Making a custom activation function more memory-efficient

I have the following function, which quantizes an input according to a monotonic step function to the values: [-0.1, -0.05, 0.0, 0.05, 0.1]. In the backward step I just pretend that the forward function was the identity (thus giving back the same gradient).

class Quantize(torch.autograd.Function):

    @staticmethod
    def forward(ctx, input):
        input[0.075 < input] = 0.1
        input[(0.025 < input) & (input <= 0.075)] = 0.05
        input[(-0.025 < input) & (input <= 0.025)] = 0.0
        input[(-0.075 < input) & (input <= -0.025)] = -0.05
        input[input <= -0.075] = -0.1
        return input

    @staticmethod
    def backward(ctx, grad_output):
        return grad_output

Unfortunately, i get an out-of-memory error on the GPU when using this function. Before resorting to reducing the batch size I’d like to see if approaches exist to reduce the memory footprint of this function.

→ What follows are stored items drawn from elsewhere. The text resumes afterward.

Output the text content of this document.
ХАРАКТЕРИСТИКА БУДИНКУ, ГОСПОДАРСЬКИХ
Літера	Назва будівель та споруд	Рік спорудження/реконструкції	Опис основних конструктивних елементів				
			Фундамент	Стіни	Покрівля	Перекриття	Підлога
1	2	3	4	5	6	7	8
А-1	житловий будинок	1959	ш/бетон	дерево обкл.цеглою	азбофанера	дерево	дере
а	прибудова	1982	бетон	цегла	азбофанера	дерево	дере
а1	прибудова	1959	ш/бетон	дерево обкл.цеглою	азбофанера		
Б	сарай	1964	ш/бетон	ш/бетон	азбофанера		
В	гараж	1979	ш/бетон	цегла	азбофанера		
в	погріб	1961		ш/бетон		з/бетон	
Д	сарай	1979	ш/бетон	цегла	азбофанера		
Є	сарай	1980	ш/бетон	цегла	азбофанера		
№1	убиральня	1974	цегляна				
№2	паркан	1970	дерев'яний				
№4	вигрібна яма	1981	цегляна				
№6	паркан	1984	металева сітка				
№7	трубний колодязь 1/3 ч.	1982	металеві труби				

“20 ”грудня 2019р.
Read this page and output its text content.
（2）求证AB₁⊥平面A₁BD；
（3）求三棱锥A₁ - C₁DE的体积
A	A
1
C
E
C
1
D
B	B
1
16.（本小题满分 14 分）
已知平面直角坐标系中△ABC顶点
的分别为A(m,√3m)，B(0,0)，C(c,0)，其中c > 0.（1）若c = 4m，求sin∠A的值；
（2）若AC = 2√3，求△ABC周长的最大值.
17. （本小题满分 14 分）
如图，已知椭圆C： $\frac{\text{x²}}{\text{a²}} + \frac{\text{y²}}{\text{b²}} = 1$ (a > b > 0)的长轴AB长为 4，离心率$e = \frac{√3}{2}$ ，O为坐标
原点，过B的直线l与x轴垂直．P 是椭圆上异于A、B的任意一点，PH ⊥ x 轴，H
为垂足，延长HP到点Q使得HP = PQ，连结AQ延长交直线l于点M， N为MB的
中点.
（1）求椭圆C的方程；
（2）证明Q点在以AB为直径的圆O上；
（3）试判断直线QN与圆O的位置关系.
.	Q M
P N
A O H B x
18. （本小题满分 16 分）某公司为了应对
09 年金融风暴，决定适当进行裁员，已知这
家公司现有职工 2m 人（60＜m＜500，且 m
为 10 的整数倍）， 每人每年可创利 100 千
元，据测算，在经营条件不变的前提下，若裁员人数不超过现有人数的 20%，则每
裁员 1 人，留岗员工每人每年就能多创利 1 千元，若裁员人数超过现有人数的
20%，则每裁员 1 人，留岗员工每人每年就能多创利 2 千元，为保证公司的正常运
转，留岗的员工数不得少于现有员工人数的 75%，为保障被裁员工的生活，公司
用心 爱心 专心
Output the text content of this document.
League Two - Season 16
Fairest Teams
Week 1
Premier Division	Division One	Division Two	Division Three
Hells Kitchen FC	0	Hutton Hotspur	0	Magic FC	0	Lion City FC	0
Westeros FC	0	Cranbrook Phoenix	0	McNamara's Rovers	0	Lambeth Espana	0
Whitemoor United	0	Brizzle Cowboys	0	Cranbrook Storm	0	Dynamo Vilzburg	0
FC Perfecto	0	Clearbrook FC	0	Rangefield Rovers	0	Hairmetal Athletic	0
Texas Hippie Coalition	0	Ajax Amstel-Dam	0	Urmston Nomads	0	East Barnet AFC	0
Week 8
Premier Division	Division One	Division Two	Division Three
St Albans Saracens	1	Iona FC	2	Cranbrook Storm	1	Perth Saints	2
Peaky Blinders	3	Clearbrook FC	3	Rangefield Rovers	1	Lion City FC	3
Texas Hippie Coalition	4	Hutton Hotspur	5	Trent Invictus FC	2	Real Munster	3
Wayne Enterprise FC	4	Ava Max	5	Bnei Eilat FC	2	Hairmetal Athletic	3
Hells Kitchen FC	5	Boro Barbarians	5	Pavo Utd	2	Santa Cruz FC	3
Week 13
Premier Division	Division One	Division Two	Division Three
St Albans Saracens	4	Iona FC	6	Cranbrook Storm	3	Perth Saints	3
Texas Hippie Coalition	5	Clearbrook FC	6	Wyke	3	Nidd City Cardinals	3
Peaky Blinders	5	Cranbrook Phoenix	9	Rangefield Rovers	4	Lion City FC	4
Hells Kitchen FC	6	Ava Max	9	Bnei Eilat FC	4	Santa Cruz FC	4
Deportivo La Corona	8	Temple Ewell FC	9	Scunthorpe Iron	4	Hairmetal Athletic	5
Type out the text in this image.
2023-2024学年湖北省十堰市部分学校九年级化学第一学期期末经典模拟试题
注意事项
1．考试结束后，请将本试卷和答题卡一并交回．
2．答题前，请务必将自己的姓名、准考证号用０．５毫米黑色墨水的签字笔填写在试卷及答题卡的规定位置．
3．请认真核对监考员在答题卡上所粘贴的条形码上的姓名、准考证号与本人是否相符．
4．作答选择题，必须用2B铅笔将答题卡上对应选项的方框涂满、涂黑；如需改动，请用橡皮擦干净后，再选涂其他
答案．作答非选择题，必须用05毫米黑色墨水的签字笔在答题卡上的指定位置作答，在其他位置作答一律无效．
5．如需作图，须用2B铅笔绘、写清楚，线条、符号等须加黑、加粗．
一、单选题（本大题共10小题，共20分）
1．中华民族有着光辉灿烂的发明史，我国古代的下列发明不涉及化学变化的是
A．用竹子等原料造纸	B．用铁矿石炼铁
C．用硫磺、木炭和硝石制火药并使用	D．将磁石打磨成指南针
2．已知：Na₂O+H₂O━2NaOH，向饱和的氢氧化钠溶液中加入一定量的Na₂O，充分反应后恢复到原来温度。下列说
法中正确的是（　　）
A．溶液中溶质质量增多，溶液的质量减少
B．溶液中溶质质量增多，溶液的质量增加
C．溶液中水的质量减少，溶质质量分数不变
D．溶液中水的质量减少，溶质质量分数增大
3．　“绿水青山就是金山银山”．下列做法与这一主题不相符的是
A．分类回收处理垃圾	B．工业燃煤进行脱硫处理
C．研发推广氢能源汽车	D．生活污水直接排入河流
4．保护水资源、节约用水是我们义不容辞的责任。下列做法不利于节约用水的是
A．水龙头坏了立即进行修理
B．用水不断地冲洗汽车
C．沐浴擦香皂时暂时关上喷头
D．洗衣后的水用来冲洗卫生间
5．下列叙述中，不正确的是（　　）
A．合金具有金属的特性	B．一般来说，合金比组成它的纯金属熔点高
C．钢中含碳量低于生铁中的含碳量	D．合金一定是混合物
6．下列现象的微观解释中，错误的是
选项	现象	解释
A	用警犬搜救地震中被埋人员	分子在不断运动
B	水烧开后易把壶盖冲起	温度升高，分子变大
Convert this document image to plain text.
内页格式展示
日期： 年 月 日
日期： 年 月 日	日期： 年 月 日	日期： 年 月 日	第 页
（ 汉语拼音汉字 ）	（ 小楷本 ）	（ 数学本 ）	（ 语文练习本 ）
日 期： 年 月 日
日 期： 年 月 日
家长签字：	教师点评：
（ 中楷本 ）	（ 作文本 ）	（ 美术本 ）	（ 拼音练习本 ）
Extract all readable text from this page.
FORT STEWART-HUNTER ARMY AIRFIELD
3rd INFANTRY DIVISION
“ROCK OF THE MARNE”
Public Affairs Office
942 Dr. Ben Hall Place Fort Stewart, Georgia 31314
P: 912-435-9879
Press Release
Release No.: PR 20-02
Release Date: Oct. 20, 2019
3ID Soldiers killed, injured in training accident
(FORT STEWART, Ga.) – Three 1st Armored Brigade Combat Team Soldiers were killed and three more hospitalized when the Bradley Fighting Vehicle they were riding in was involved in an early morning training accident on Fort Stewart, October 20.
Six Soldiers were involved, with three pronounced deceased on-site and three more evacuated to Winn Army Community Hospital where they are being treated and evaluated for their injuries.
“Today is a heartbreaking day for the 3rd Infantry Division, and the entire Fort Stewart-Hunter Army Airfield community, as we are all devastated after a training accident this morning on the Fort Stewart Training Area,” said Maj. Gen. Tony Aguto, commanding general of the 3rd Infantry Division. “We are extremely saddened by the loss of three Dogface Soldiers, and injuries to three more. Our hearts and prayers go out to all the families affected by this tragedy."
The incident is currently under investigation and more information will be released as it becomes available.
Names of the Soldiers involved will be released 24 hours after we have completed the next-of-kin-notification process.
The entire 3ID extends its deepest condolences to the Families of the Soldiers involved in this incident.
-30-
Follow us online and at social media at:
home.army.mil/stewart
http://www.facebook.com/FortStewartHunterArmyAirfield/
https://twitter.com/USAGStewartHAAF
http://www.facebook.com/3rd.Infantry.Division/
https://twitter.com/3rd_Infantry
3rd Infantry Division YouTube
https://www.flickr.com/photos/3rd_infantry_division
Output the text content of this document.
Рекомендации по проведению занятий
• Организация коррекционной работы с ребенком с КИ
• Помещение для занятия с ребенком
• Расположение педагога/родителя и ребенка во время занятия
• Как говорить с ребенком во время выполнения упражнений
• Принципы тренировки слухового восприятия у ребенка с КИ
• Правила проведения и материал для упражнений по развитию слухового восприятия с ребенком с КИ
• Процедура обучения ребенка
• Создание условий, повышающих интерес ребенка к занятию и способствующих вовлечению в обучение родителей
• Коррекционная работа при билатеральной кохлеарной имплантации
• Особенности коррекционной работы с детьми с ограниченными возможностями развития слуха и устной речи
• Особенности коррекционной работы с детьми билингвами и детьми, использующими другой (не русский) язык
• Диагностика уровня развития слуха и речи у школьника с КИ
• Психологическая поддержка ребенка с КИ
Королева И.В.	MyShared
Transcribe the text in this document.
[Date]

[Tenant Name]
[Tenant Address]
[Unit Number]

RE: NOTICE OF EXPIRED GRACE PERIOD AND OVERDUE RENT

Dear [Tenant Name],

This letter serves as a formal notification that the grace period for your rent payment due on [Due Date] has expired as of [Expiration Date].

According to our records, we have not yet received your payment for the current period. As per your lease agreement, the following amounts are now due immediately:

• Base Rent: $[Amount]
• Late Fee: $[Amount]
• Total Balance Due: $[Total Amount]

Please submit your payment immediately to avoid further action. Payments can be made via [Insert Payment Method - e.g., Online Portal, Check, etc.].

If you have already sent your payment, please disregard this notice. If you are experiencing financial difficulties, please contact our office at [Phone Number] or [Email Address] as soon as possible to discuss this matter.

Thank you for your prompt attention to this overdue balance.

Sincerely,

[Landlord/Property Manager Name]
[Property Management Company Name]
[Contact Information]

  • Is there even a built-in function that does the above quantization?
  • Are there some built-in functions that could be used to achieve the functionality of above?
  • Is there a more memory-efficient approach to achieve the assignment of above?
  • Is there some way to define a function that maps over each entry of a tensor? (E.g., like PyTorch’s .exp, .softmax or similar)
  • Or is there some completely different API to write a custom “Activation”-Function instead of a Function?

Looping over the input is not an option - that takes way too long. The best would be if I could parallelize the operation like a ‘map’.